The Detroit Tigers had a chance to grab Alex Mooney when he was coming out of high school on the Metro-Detroit prep scene in the Catholic League's very own Orchard Lake St. Mary's. He's moved on from OLSM and ended up undrafted in 2021 after he made it clear he would honor his commitment to Duke, to join the Blue Devils program.

Mooney is a draft-eligible sophomore, and he's more than deserving of the Tigers' attention as he has established himself at the collegiate level. He's become a captain of the Blue Devils' infield and is showing off the tools after being a premium prospect at the prep level.

The Tigers should jump on Mooney if he is there. He's got projectable tools that profile well, getting him into an organization, let alone his hometown organization, if the cards fall that way. Mooney has hit .339/.434/.480 with 13 extra-base hits and 23 RBI over 127 at-bats. Also of note, Mooney has 11 stolen bases for Duke.

He's a 6-foot-1, 185-pound right-handed hitting shortstop with tools to drool over defensively. Outside of signability, one of the knocks on him in high school was the strength component. But he has improved the frame by getting into a collegiate weight room and working with the Blue Devils' program.

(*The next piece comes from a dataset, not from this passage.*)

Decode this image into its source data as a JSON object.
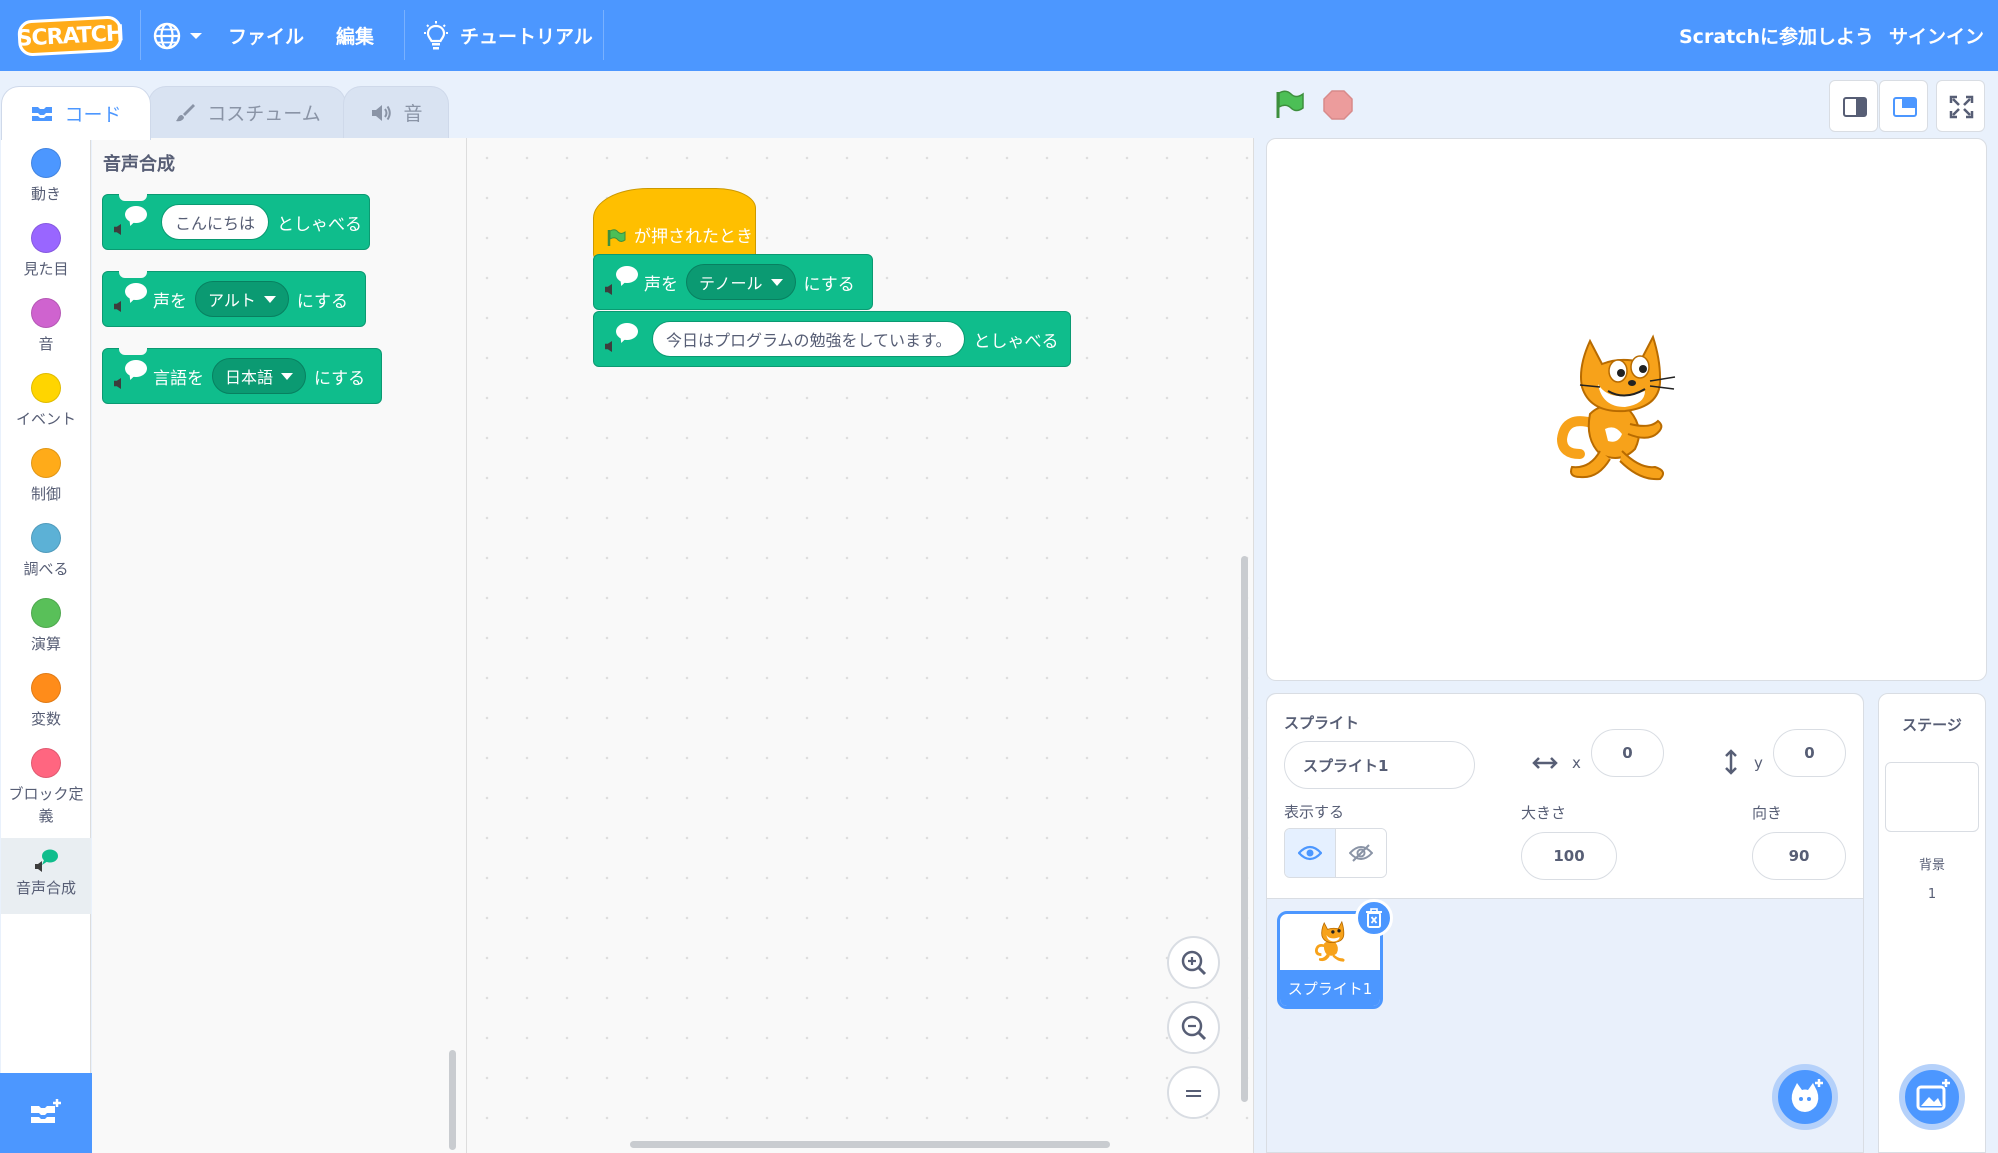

He's still extremely quick-twitch with defensive instincts that make him someone who can stick at shortstop moving forward, but he could very well translate his tools to second or third base once into a big-league organization.

He's done well at controlling at-bats, being able to execute when the bat leaves his shoulder. It's a compact swing that can drive the ball to all parts of the field. He also does a good job getting the barrel directly to the ball and keeping it in the zone for a long time.

There's a good bit of juice in the bat too. At the prep level, he annihilated opposing pitching with big pop. He only has five home runs at the collegiate level, ten if you add his summer stats in the Cape Cod League.

Even if the pop does not show up as it was on the prep scene, he's got the potential to be a middle infield prospect who has a simple and fluid operation in the batters' box, punching balls all over the field, seeing them down, and using his quick-twitch movements to hustle out extra-base hits.

He projects as a high-upside defender with athleticism and the tools to pair. Offensively he projects as someone who should work to all fields and be someone who grinds out at-bats. There is lots to like about Mooney, and he is someone the Tigers should keep in mind as the draft progresses.